In RFID reader systems, power amplifier plays a critical rule for efficiency enhancement. A high efficiency power amplifier may not only increase the life expectancy of portable RFID devices but also reduce the reliance on heat sinks. Heat sinks usually occupy plenty of space and lead to packing difficulties. A well-designed power amplifier with high efficiency and output power may also increase the reading range of RFID and system reliability, especially for the applications requiring long reading range (e.g. vehicle tagging in complicated traffics) or in a lossy environment (e.g. in sensing in rainy weather). This chapter systematically introduces the typical power amplifiers classified as Class A, AB, B, E, and F. The principles of Class F are emphasized due to its outstanding performance in efficiency enhancement. A practical design example is also presented, and also some recent typical techniques for improving the performances of Class F power amplifier are summarized.

Printing Techniques and Performance of Chipless Tag Design on Flexible Low-Cost Thin-Film Substrates

Radio Frequency Identification (RFID) is an emerging technology playing a vital role in modern automatic identification system. Chipless RFID is a new dimension in the field of radio-frequency application systems with immense potential to manufacture low-cost, multi-bit RFID tags for potential barcode replacement on polymer, paper, and other flexible substrates. In this chapter, the authors present a detailed overview of the printing methods, substrates, and materials used for printing chipless RFID tags. Based on the available literature, an attempt is made to review the printing and performance related issues of printed RF devices that are currently published. The basic aspects of printing of chipless tags with conductive inks are discussed in brief.

Multi-Input-Multi-Output Antennas for Radio Frequency Identification Systems

In this chapter the authors discuss the physical insight of the role of wireless communication in RFID systems. In this respect, this chapter gives a brief introduction on the wireless communication model followed by various communication schemes. The chapter also discusses various channel impairments and the statistical modeling of fading channels based on the environment in which the RFID tag and reader may be present. The chapter deals with the fact that the signal attenuations can be dealt with up to some level by using multiple antennas at the reader transmitter and receiver to improve the performance. Thus, this chapter discusses the use of transmit diversity at the reader transmitter to transmit multiple copies of the signal. Following the above, the use of receiver combining techniques are discussed, which shows how the multiple copies of the signal arriving at the reader receiver from the tag are combined to reduce the effects of fading. The chapter then discusses various modulation techniques required to modulate the signal before transmitting over the channel. It then presents a few channel estimation algorithms, according to which, by estimating the channel state information of the channel paths through which transmission takes place, performance of the wireless system can be further increased.

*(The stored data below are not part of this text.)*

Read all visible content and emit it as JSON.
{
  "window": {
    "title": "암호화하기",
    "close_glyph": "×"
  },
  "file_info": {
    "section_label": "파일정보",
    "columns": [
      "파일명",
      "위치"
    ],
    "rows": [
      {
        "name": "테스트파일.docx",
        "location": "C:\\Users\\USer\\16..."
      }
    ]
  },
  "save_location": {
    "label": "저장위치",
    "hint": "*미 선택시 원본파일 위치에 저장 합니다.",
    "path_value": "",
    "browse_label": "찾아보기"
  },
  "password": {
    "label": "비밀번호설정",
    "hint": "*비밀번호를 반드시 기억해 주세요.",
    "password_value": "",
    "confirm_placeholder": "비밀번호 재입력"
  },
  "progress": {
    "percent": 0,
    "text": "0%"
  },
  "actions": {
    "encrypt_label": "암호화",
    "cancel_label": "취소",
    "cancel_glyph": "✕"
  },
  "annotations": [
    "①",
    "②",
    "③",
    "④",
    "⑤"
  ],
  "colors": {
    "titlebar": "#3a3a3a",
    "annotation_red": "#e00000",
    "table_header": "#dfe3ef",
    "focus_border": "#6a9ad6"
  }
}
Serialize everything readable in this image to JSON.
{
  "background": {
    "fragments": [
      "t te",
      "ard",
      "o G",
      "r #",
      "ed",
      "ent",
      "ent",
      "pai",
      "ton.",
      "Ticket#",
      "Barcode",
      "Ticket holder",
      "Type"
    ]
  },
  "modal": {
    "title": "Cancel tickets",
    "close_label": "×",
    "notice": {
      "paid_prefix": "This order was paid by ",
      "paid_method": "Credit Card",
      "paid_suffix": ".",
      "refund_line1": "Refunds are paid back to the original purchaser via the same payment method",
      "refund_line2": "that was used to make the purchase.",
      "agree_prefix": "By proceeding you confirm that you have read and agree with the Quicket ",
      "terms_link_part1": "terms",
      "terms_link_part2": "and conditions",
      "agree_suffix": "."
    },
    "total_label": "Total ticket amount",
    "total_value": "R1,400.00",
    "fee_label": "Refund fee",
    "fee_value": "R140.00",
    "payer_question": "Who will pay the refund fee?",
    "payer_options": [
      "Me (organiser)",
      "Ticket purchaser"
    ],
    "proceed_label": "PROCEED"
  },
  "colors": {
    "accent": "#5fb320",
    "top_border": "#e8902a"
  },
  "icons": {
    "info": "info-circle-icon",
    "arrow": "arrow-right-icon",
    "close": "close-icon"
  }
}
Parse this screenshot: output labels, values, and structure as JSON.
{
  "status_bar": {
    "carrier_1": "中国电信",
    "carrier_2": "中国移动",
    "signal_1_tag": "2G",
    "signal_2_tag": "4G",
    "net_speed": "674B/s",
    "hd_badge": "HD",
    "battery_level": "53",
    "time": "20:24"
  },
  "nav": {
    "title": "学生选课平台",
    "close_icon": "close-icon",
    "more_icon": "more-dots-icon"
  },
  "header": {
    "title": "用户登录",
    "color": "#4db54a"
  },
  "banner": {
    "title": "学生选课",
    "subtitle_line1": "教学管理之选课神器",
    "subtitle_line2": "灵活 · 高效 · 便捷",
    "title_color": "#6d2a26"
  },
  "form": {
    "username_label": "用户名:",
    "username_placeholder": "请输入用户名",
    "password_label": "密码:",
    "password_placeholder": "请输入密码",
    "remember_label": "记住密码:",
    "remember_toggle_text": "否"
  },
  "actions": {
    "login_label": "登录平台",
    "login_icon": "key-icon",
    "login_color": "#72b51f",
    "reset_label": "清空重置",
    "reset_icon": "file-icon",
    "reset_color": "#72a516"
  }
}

Finally, the Antenna selection techniques are presented, which further helps in improving the system performance.

UHF RFID Reader Antenna

This chapter addresses the various design issues, requirements, and specifications in designing reader antennas for UHF RFID applications. In a typical UHF system, the RFID reader antennas are geography specific; that is, there are different antennas for different geography, namely North America, Europe, et cetera. The discussion on the design challenges and performance expectations lead to a new form of compact and broad band antenna, which will be applicable for the global UHF RFID band of 860MHz to 960 MHz. In addition, this chapter also provides potential future trends in RFID reader antenna design. The issues and challenges discussed in this chapter are envisioned to provide a roadmap to the potential challenges to be faced by a chipless RFID system.